As an example, in our prior company, we were among the leaders of the Niobara shale development. We built a 166,000 acre position at an average cost of $12 per acre. Today, folks are spending $20,000-to-$30,000 per mineral acre. It’s difficult to compete with those high entry costs. The last player in is paying too much, and that’s what we’ve seen here in Texas. In an increasing price environment where capital is chasing a limited resource, and certainly mineral acreage in the Permian Basin is the limited resource, the game is taking on some characteristics of a Ponzi scheme for some energy investors.
What business advice do you give your students, potential future leaders of this industry, since we know that it is a fragile industry where a lot of mistakes have been made?
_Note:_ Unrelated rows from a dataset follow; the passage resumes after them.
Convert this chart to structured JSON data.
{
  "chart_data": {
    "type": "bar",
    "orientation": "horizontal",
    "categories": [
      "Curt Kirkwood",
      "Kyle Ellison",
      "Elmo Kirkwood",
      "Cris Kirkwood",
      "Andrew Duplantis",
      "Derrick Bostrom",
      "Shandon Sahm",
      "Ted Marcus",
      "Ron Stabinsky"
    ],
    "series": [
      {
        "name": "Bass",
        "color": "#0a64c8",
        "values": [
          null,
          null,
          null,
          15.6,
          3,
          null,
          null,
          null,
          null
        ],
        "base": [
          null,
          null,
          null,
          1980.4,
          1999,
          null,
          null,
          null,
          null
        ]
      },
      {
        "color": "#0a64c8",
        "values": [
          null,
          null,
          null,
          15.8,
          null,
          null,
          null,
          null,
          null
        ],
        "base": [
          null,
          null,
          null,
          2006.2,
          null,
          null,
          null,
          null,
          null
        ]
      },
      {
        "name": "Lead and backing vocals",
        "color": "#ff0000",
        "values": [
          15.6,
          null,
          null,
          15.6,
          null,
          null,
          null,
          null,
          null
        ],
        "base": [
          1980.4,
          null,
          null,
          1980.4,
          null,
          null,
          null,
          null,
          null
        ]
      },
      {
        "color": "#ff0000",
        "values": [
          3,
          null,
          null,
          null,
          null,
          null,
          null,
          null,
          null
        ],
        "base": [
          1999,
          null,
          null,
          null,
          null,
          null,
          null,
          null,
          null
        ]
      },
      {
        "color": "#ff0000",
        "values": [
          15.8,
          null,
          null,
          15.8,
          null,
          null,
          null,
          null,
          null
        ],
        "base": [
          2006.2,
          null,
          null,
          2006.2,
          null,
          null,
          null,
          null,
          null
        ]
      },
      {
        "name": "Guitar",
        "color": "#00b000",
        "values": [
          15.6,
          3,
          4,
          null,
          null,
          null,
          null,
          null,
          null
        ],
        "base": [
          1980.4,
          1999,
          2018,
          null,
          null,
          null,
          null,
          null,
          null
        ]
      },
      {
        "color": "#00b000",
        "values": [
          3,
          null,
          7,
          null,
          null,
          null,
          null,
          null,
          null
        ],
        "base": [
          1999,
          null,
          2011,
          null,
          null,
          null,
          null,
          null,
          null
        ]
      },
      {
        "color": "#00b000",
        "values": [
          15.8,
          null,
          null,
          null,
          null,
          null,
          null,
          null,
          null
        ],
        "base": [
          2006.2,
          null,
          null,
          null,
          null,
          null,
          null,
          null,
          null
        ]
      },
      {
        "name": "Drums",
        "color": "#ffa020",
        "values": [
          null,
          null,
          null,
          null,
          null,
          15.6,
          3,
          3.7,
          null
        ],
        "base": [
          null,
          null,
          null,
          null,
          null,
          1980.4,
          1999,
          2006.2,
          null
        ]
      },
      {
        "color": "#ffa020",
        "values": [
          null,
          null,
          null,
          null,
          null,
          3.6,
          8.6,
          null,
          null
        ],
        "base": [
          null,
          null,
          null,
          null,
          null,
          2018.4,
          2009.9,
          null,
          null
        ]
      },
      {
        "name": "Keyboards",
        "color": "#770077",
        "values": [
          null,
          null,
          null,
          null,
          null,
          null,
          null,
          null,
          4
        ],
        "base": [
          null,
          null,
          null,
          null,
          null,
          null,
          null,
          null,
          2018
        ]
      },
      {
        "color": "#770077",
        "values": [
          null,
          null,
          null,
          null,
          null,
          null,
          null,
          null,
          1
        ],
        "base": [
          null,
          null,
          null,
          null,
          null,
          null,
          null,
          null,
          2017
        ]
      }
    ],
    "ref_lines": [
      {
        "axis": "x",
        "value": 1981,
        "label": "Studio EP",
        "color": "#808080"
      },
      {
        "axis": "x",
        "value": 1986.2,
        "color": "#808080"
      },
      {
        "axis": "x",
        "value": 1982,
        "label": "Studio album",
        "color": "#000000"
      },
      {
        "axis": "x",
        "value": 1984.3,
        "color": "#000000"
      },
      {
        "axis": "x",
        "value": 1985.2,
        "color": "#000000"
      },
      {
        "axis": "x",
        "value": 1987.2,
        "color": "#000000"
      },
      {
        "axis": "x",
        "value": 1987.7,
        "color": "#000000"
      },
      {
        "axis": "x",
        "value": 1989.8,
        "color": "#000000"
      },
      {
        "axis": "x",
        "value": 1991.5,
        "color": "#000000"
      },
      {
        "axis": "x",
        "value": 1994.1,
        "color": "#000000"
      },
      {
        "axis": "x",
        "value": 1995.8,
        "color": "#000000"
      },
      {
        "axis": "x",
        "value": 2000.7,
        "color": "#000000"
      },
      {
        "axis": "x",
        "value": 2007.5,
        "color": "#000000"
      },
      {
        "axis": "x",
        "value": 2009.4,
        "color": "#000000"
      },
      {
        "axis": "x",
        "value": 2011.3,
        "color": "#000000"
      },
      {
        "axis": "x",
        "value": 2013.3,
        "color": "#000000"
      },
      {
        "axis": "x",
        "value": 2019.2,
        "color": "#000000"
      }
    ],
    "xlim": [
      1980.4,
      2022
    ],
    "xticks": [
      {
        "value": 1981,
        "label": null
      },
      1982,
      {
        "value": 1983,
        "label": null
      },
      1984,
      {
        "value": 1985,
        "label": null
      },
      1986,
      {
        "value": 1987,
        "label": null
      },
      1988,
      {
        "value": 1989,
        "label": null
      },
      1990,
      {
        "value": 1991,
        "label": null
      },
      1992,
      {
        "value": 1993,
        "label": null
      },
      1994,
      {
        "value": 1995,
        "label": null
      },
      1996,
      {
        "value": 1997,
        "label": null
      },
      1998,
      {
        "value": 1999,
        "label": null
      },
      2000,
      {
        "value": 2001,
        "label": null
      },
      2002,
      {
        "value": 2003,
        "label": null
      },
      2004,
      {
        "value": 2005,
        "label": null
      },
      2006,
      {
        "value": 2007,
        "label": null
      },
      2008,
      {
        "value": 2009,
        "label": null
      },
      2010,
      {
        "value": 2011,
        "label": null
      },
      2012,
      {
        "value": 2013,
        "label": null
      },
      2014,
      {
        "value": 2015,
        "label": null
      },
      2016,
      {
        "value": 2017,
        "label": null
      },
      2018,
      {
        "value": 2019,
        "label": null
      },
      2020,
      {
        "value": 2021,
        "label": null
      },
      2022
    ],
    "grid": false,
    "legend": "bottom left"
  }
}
It’s the same as with every business--one has to pay primary attention to the revenue engine of the company. Pay attention to the costs, the stewardship of the assets, employees and, of course, pay attention to the constituencies of your community--the workers, the city, the county, the state. All factors impact business decisions that need to be made by the executive team or the board of directors.
What is the effect, if any, of the Texas Oil Boom on the domestic and international price of oil?
It’s a world market, so any barrel we add to the world market from West Texas, from Denver, or from California, produces supply that can help push the price of crude down. But the thing to remember here is that crude oil from West Texas in general is among the highest cost oil coming to market, so it’s very vulnerable to an instigation of a price war such as we saw conducted by OPEC from 2014-2016.
OPEC has the ability to ramp up production of its low cost crude and seriously damage the US oil industry just as it did then. That price war destroyed $250 billion in capital; it directly caused the loss of 250,000 jobs; and it cost the US more than $200 billion in annual GDP over this period of time. It was a strategic execution of an old-fashioned price war.
Ed Hirs Bio
I am a BDO Fellow for Natural Resources and a UH Energy Fellow at the University of Houston, where I teach energy economics for all types of energy—critical, data driven, and apolitical analysis of energy markets and policy decisions—to undergraduate and graduate students. I am a Managing Director for Hillhouse Resources LLC, an independent E&P company developing onshore conventional oil and gas discoveries; I previously served as chief financial officer for an early leader in the Niobrara shale play.
I have worked as an investment banker and co-founded an independent power producer. Early in my career, I worked in the Department of Energy’s Office of Conservation and Solar Energy, where we convened DOE’s first national conference on energy conservation and alternative energy. I also chair an energy conference at Yale University where we consider the developing energy markets, investments, and new technologies.